In-House Distributed File System for faster IO and optimized Compute
NLPCORE DFS 1.0
NLPCORE DFS is a native implementation of WebDAV protocol over a relatively new but stable distributed file system, glusterfs - primarily implemented with a goal to store large blobs on a cluster in an efficient manner. Our current design involves Cassandra which is essentially a key-value store. Though Cassandra is very well optimized distributed storage technology, but a relatively poor design on top could quickly take up a lot of resources in maintaining the Cassandra cluster.
o Data Description & Problem
Data that we handle is typically in the form of graph, logically representing nodes and edges. Most well established graph based databases that use Cassandra as their back-end, implement a bunch of sophisticated methods such as hashed keys to ensure data localization in a cluster. But since our models are still very experimental and change very often, a little trade-off between speed and convenience makes a huge difference in saving R&D time.
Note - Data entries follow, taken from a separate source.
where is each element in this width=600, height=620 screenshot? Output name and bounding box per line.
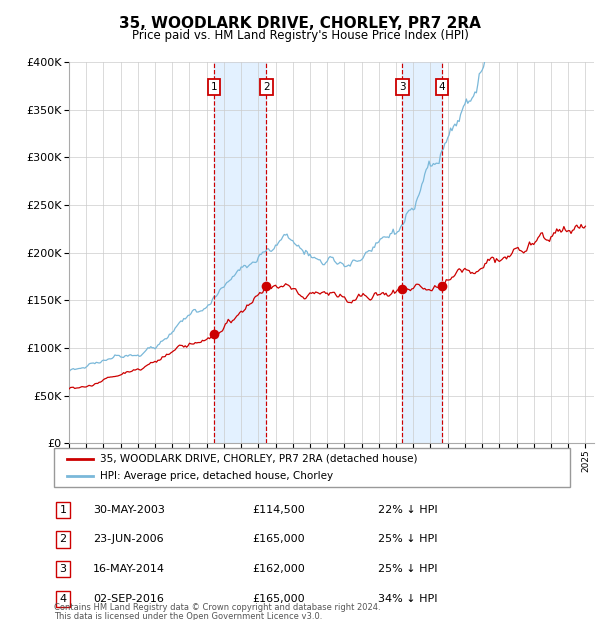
Text: HPI: Average price, detached house, Chorley: HPI: Average price, detached house, Chor… [100,471,334,481]
Text: 4: 4 [59,594,67,604]
Text: £165,000: £165,000 [252,594,305,604]
Text: Contains HM Land Registry data © Crown copyright and database right 2024.: Contains HM Land Registry data © Crown c… [54,603,380,612]
Text: This data is licensed under the Open Government Licence v3.0.: This data is licensed under the Open Gov… [54,612,322,620]
Text: 25% ↓ HPI: 25% ↓ HPI [378,564,437,574]
Text: 1: 1 [59,505,67,515]
Text: 34% ↓ HPI: 34% ↓ HPI [378,594,437,604]
Text: 30-MAY-2003: 30-MAY-2003 [93,505,165,515]
Bar [403,62,442,443]
FancyBboxPatch shape [54,448,570,487]
Text: 35, WOODLARK DRIVE, CHORLEY, PR7 2RA: 35, WOODLARK DRIVE, CHORLEY, PR7 2RA [119,16,481,31]
Text: 25% ↓ HPI: 25% ↓ HPI [378,534,437,544]
Text: 22% ↓ HPI: 22% ↓ HPI [378,505,437,515]
Text: 1: 1 [211,82,217,92]
Bar [214,62,266,443]
Text: 35, WOODLARK DRIVE, CHORLEY, PR7 2RA (detached house): 35, WOODLARK DRIVE, CHORLEY, PR7 2RA (de… [100,454,418,464]
Text: 23-JUN-2006: 23-JUN-2006 [93,534,164,544]
Text: 4: 4 [439,82,445,92]
Text: £114,500: £114,500 [252,505,305,515]
Text: £165,000: £165,000 [252,534,305,544]
Text: 16-MAY-2014: 16-MAY-2014 [93,564,165,574]
Text: 2: 2 [59,534,67,544]
Text: 3: 3 [399,82,406,92]
Text: 02-SEP-2016: 02-SEP-2016 [93,594,164,604]
Text: 3: 3 [59,564,67,574]
Text: 2: 2 [263,82,270,92]
Text: £162,000: £162,000 [252,564,305,574]
Text: Price paid vs. HM Land Registry's House Price Index (HPI): Price paid vs. HM Land Registry's House … [131,29,469,42]
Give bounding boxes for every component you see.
o Bottleneck in the process
Graph traversals are one of the major activities that the platform does periodically on per user query request. While people would imagine a fast matrices based algorithm to quickly discover interacting nodes in certain neighborhood, our graphs are mostly extremely sparse and creating a large entity map for each document to simulate dense matrix in the computer, requires creating another blob per document. These blobs are not often problematic but accumulate into dense key maps. While one would argue that most technologies like Cassandra would optimize blob data and only maintain indexes to file reference in the memory. This is exactly the behavior we are trying to achieve from this Distributed File System implementation.
While key value stores provide advanced query capabilities and sometimes ability to filter, such capabilities might not be required for blobs, rather a smartly articulated key in the form of a path can do the magic and only the bare minimum metadata can be saved in the key value store.
o Configuring underlying file system
There are large number of distributed file systems available and other than some minor configuration differences, most provide similar capabilities. Our implementation uses Nginx's WebDAV module as the interaction layer. For the purpose of interacting with the file system, file system is mounted on to a directory, which is then eventually used as the web root directory.
Glusterfs can be configured in various modes. Default is the distributed mode in which each server maintains a part of the file system as a discreet file and then these are distributed evenly so that no individual node has all the data. Other way of setting up the cluster is to use striping mode, in which the data is tripped across nodes and works best if the file sizes varies a lot in the cluster, in which case each server ends up picking a portion of every file. Finally, cluster can be setup to create replica of data across different nodes. These configurations can be combined in conjunction as well, just like most RAID setups.
For example, data can be striped and replicated at the same time to make sure read/writes are faster.
Though we have not done a systematic study yet to compare both the implementations, some positive signs in the new system is the increased CPU utilization, which is a good indication that CPU is spending more time in computations. But this could be due to the new driver that we have written as well hence as part of future update to this blog, we plan on publishing profiling results of both the platforms.